When it became clear in Silver Girl that the Toby story was going to be more relevant than just part of Connie and Meredith’s high school beginnings, I was like uh oh, not the Such a Fun Age problem again, where I am expected to believe this 50-year-old is still devastated by her high school boyfriend. But Elin! Is so good at her job! That she SOLD IT. I believed that Toby being 19 and inconsiderate was that devastating to Meredith, layered in with her father’s death, paired with it, moving her to Freddie. I get it. I buy it. I loved this book.

4 stars on a beach book scoring scale. Engaging story with absurd drama that is the hallmark of this type of book, lots of talk of summertime and Nantucket and other wistful fluff, and a plot that only sort of manages to hold up to a plausibility test - what more do you want in a beach read? I also really liked that the two main characters were ladies pushing 50, and that they were framed as smart even as they reflected on all of the dumb things they had done.
This was my first Hilderbrand novel, would read more when I'm in need of something light and fun with lots of WASPy Nantucketness!

I didn’t love this Elin Hilderbrand novel. I found the main character incredibly naive and silly.

Another great read from Elin Hilderbrand...her books have interesting characters and intriguing plots. I really enjoyed reading about the long friendship between Meredith and Connie, and all of the life events they've been through together. I felt like there was a bit of a let down at the end...the "mystery" of who is tormenting Meredith sort of fizzles out and I was hoping for more resolution of the Ponzi scheme storyline. Still a great book overall.

This had its moments of good storytelling, but it mostly recounted the Bernie Madoff scheme. So it seemed unoriginal and boring.

I really wanted to give this book four stars BUT. I was simultaneously listening to this book while reading Golden Girl.
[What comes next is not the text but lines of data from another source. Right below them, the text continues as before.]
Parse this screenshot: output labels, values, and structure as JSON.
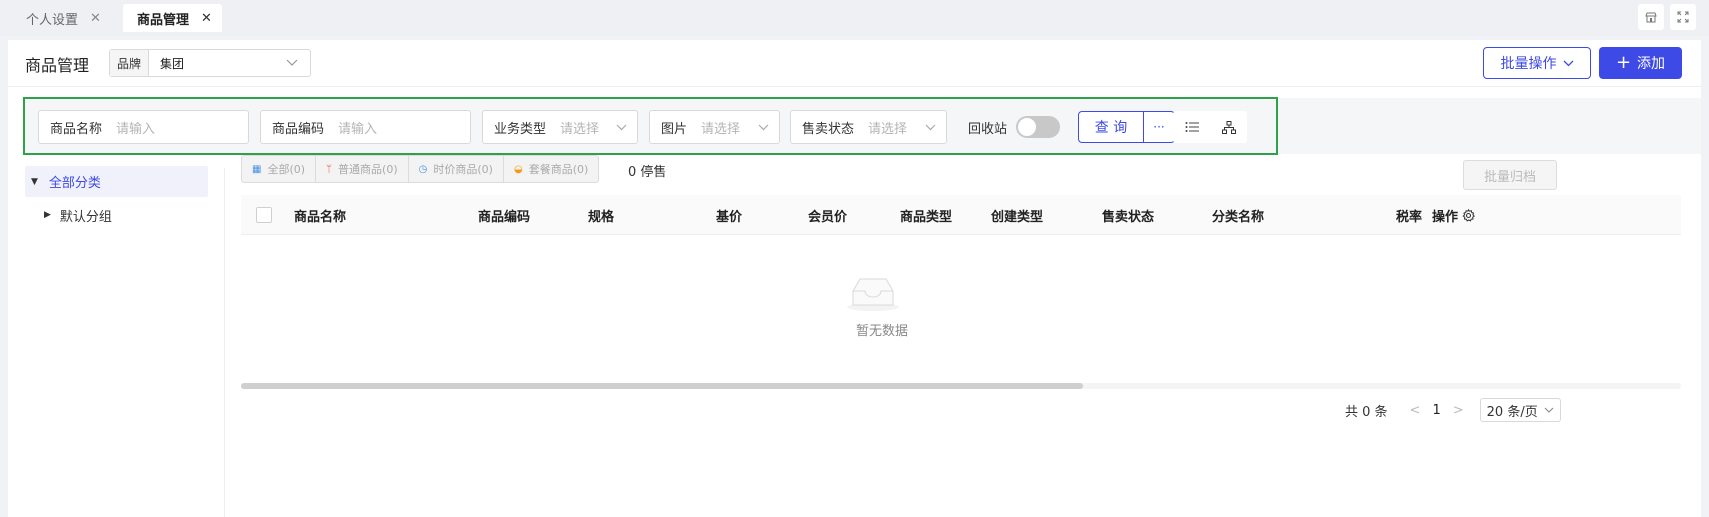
{
  "tabs": [
    {
      "label": "个人设置",
      "close": "✕"
    },
    {
      "label": "商品管理",
      "close": "✕"
    }
  ],
  "header": {
    "title": "商品管理",
    "brand_label": "品牌",
    "brand_value": "集团",
    "batch_label": "批量操作",
    "add_label": "添加"
  },
  "filters": {
    "name_label": "商品名称",
    "name_placeholder": "请输入",
    "code_label": "商品编码",
    "code_placeholder": "请输入",
    "biz_label": "业务类型",
    "biz_placeholder": "请选择",
    "img_label": "图片",
    "img_placeholder": "请选择",
    "sale_label": "售卖状态",
    "sale_placeholder": "请选择",
    "recycle_label": "回收站",
    "recycle_on": false,
    "query_label": "查 询",
    "more_label": "···"
  },
  "tree": {
    "all": "全部分类",
    "default": "默认分组"
  },
  "chips": [
    {
      "label": "全部(0)",
      "icon": "grid-icon",
      "color": "#4a90e2"
    },
    {
      "label": "普通商品(0)",
      "icon": "utensils-icon",
      "color": "#e74c3c"
    },
    {
      "label": "时价商品(0)",
      "icon": "clock-icon",
      "color": "#4a90e2"
    },
    {
      "label": "套餐商品(0)",
      "icon": "bowl-icon",
      "color": "#f39c12"
    }
  ],
  "stop_text": "0 停售",
  "archive_label": "批量归档",
  "table": {
    "columns": [
      "商品名称",
      "商品编码",
      "规格",
      "基价",
      "会员价",
      "商品类型",
      "创建类型",
      "售卖状态",
      "分类名称",
      "税率",
      "操作"
    ],
    "empty_text": "暂无数据"
  },
  "pagination": {
    "total": "共 0 条",
    "prev": "<",
    "page": "1",
    "next": ">",
    "size": "20 条/页"
  },
  "colors": {
    "accent": "#3d4ae6",
    "highlight_box": "#2ea24a"
  }
}
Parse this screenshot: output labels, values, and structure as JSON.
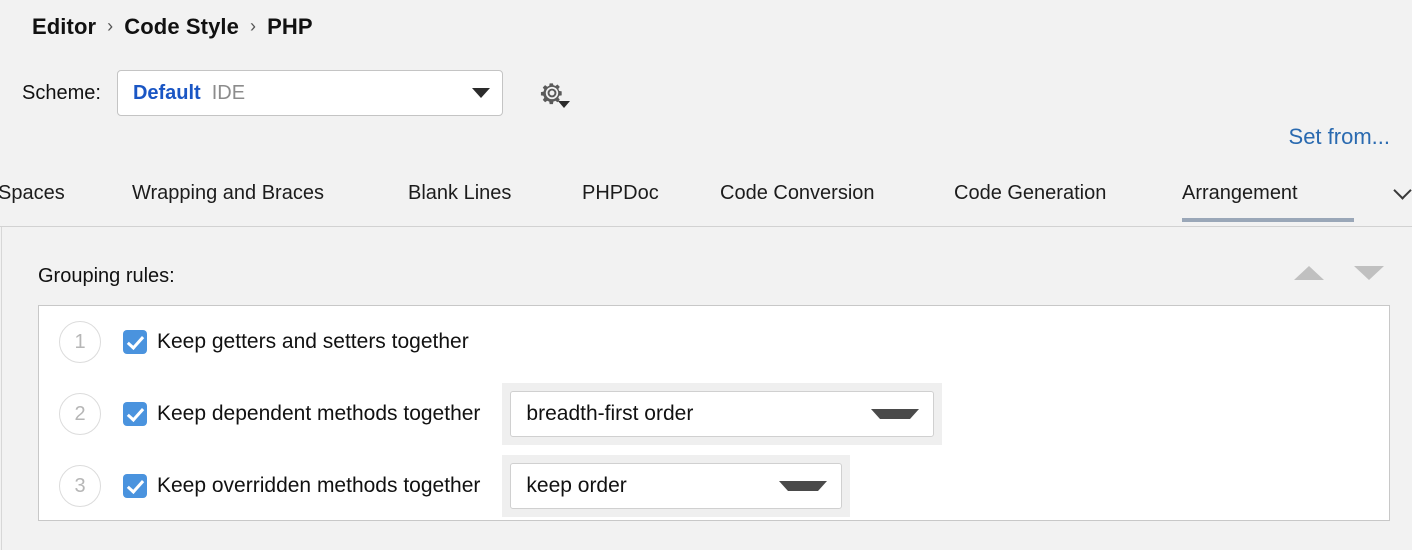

Even though Hilderbrand presented a really interesting story (from the POV of fictional Bernie Madoff’s wife), the book suffered on so many levels. I kept confusing the characters in this book with the characters in Golden Girl and 28 Summers, which is to say that Hilderbrand works hard from her preset templates. There’s always at least one character from an upper middle class background that has it “rough” teaching in an inner city school, which obviously comes from Hilderbrand’s personal background. Or the inevitable mention to DC/Bethesda. Or the golden girl that was valedictorian and goes to an Ivy. The premise was SO good but executed poorly! Don’t buy this, borrow it from your library. Happy to squeeze a few of her books in while it still feels like summer.

nothing really happens in this book and the ending was unsatisfying sorta just average and way too long for what it was

teressac's review

3.0

3.5 stars. For a verrry long book, the story moved along really fast and it kept my attention. I would’ve rated this 4 stars but the ending was such a cop out! Especially since through the whole book it had been chugging towards the opposite conclusion. As a reader, I hate leaving things open ended, I need closure!
The characters were well written and relatable. Of course, the story, being “ripped from the headlines” was realistic and an alternate view of what we miss with stories of the infamous. Good beach read.